Anyone who’s ever filed a Florida personal injury lawsuit probably understands the unpredictability of life – and death – better than most. But what happens when the defendant in your pending personal injury lawsuit dies suddenly? In short, it will inevitably impact the case, but the claim doesn’t die with them. That said, there are certain steps you may need to take to preserve your claim.
Florida’s survival statute, F.S. 46.201, states that no cause of action (the reason for the lawsuit) dies with the person. Lawsuits can be initiated, prosecuted, and defended in the name of the person who has died. In other words, if the defendant in your Florida personal injury lawsuit dies while the case is pending, you can continue to pursue the claim against their estate. Further, if you have a valid cause of action but haven’t yet filed your lawsuit by the time the would-be defendant dies, can still pursue that case against the defendant’s estate – assuming the statute of limitations hasn’t expired.

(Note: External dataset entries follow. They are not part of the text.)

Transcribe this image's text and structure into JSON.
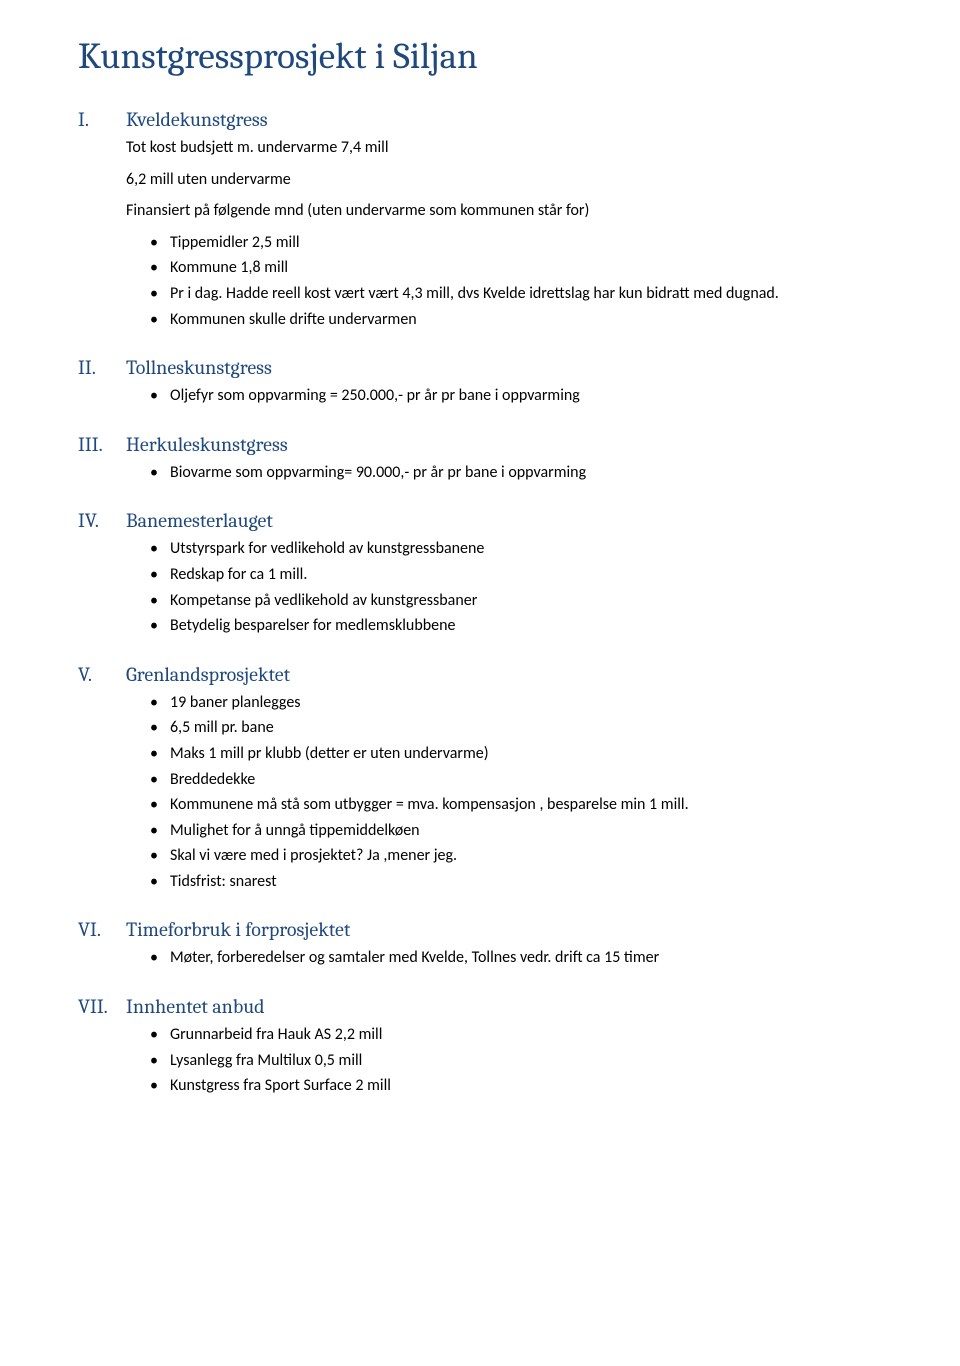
{
  "title": "Kunstgressprosjekt i Siljan",
  "sections": [
    {
      "num": "I.",
      "heading": "Kveldekunstgress",
      "paragraphs": [
        "Tot kost budsjett m. undervarme 7,4 mill",
        "6,2 mill uten undervarme",
        "Finansiert på følgende mnd (uten undervarme som kommunen står for)"
      ],
      "bullets": [
        "Tippemidler 2,5 mill",
        "Kommune 1,8 mill",
        "Pr i dag. Hadde reell kost vært vært 4,3 mill, dvs Kvelde idrettslag har kun bidratt med dugnad.",
        "Kommunen skulle drifte undervarmen"
      ]
    },
    {
      "num": "II.",
      "heading": "Tollneskunstgress",
      "paragraphs": [],
      "bullets": [
        "Oljefyr som oppvarming = 250.000,- pr år pr bane i oppvarming"
      ]
    },
    {
      "num": "III.",
      "heading": "Herkuleskunstgress",
      "paragraphs": [],
      "bullets": [
        "Biovarme som oppvarming= 90.000,- pr år pr bane i oppvarming"
      ]
    },
    {
      "num": "IV.",
      "heading": "Banemesterlauget",
      "paragraphs": [],
      "bullets": [
        "Utstyrspark for vedlikehold av kunstgressbanene",
        "Redskap for ca 1 mill.",
        "Kompetanse på vedlikehold av kunstgressbaner",
        "Betydelig besparelser for medlemsklubbene"
      ]
    },
    {
      "num": "V.",
      "heading": "Grenlandsprosjektet",
      "paragraphs": [],
      "bullets": [
        "19 baner planlegges",
        "6,5 mill pr. bane",
        "Maks 1 mill pr klubb (detter er uten undervarme)",
        "Breddedekke",
        "Kommunene må stå som utbygger = mva. kompensasjon , besparelse min 1 mill.",
        "Mulighet for å unngå tippemiddelkøen",
        "Skal vi være med i prosjektet? Ja ,mener jeg.",
        "Tidsfrist: snarest"
      ]
    },
    {
      "num": "VI.",
      "heading": "Timeforbruk i forprosjektet",
      "paragraphs": [],
      "bullets": [
        "Møter, forberedelser og samtaler med Kvelde, Tollnes vedr. drift ca 15 timer"
      ]
    },
    {
      "num": "VII.",
      "heading": "Innhentet anbud",
      "paragraphs": [],
      "bullets": [
        "Grunnarbeid fra Hauk AS 2,2 mill",
        "Lysanlegg fra Multilux 0,5 mill",
        "Kunstgress fra Sport Surface 2 mill"
      ]
    }
  ]
}
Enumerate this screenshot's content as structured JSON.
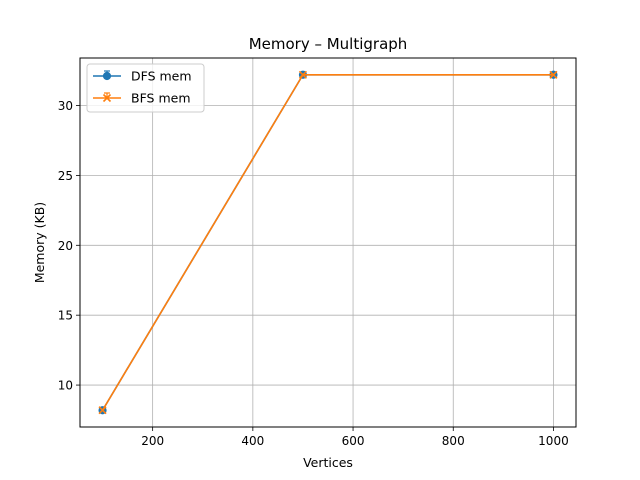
{
  "chart_data": {
    "type": "line",
    "title": "Memory – Multigraph",
    "xlabel": "Vertices",
    "ylabel": "Memory (KB)",
    "xlim": [
      55,
      1045
    ],
    "ylim": [
      7.0,
      33.4
    ],
    "x_ticks": [
      200,
      400,
      600,
      800,
      1000
    ],
    "y_ticks": [
      10,
      15,
      20,
      25,
      30
    ],
    "grid": true,
    "legend_position": "top-left",
    "series": [
      {
        "name": "DFS mem",
        "color": "#1f77b4",
        "marker": "circle",
        "x": [
          100,
          500,
          1000
        ],
        "y": [
          8.2,
          32.2,
          32.2
        ]
      },
      {
        "name": "BFS mem",
        "color": "#ff7f0e",
        "marker": "x",
        "x": [
          100,
          500,
          1000
        ],
        "y": [
          8.2,
          32.2,
          32.2
        ]
      }
    ]
  }
}
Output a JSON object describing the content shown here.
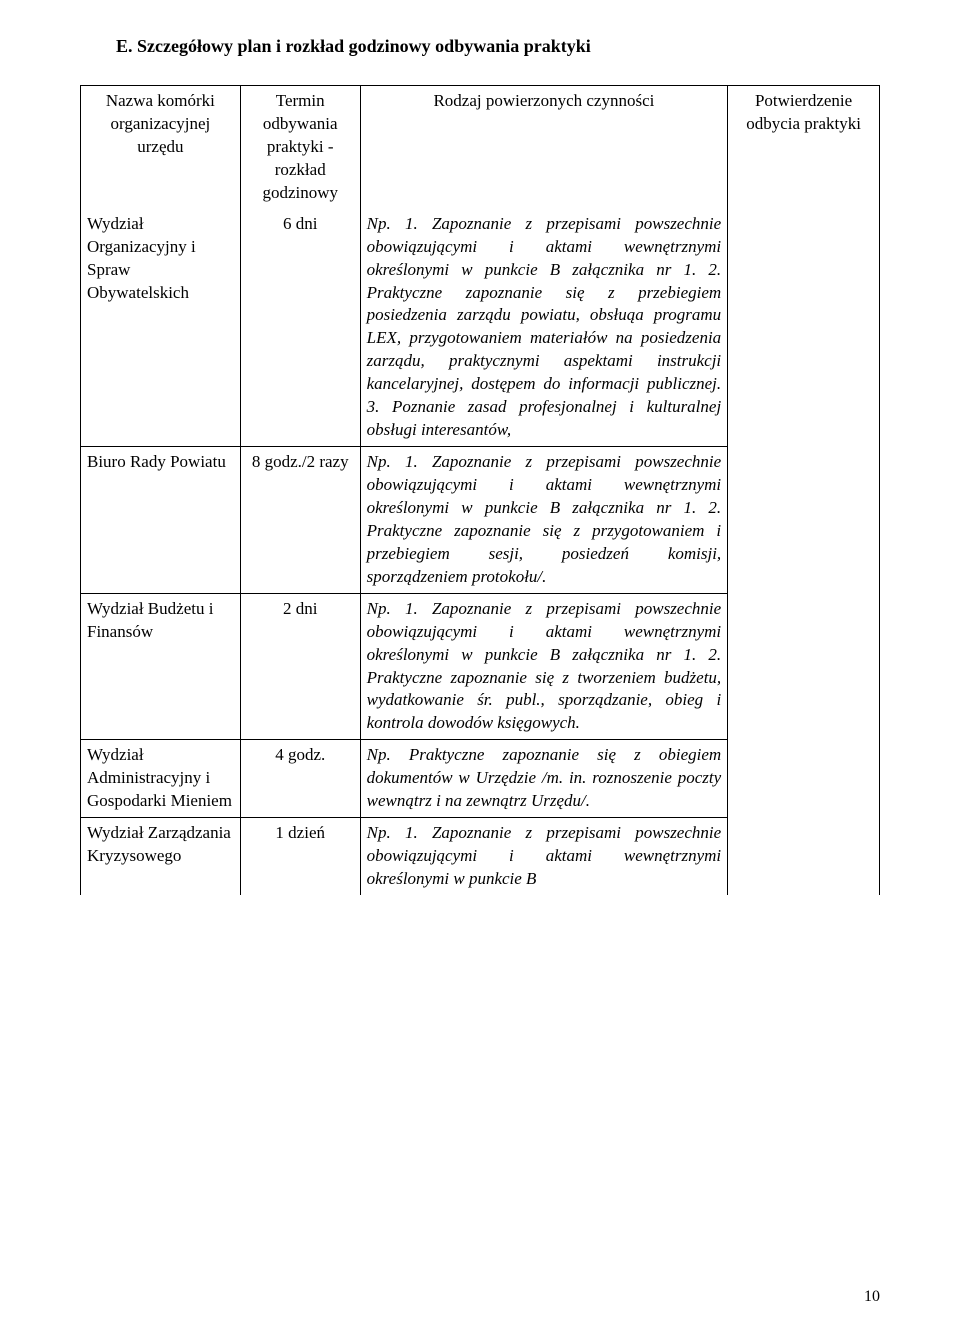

What if the situation is reversed, and it’s the plaintiff who dies? Personal injury lawsuits aren’t extinguished because a plaintiff dies. The decedent’s personal representative would have to take over the case. From there, the only thing that really changes is the type and amount of damages that can be recovered. For example, damages for future medical expenses, lost wages, and mental anguish are no longer on the table if the plaintiff is dead.
Additionally, per F.S. 733.104(1), if a potential plaintiff had grounds to file a civil injury lawsuit but died before they could do so, the personal representative of their estate can initiate the claim, so long as they do so either before the statute of limitations runs out OR within 12 months of the decedent’s death – whichever is longer. In some cases, because it can take months for a personal representative to even be appointed, personal injury claims can also be commenced by either a curator or an administrator ad litem. The absence of a known personal representative is not a valid excuse for not filing a timely motion to substitute.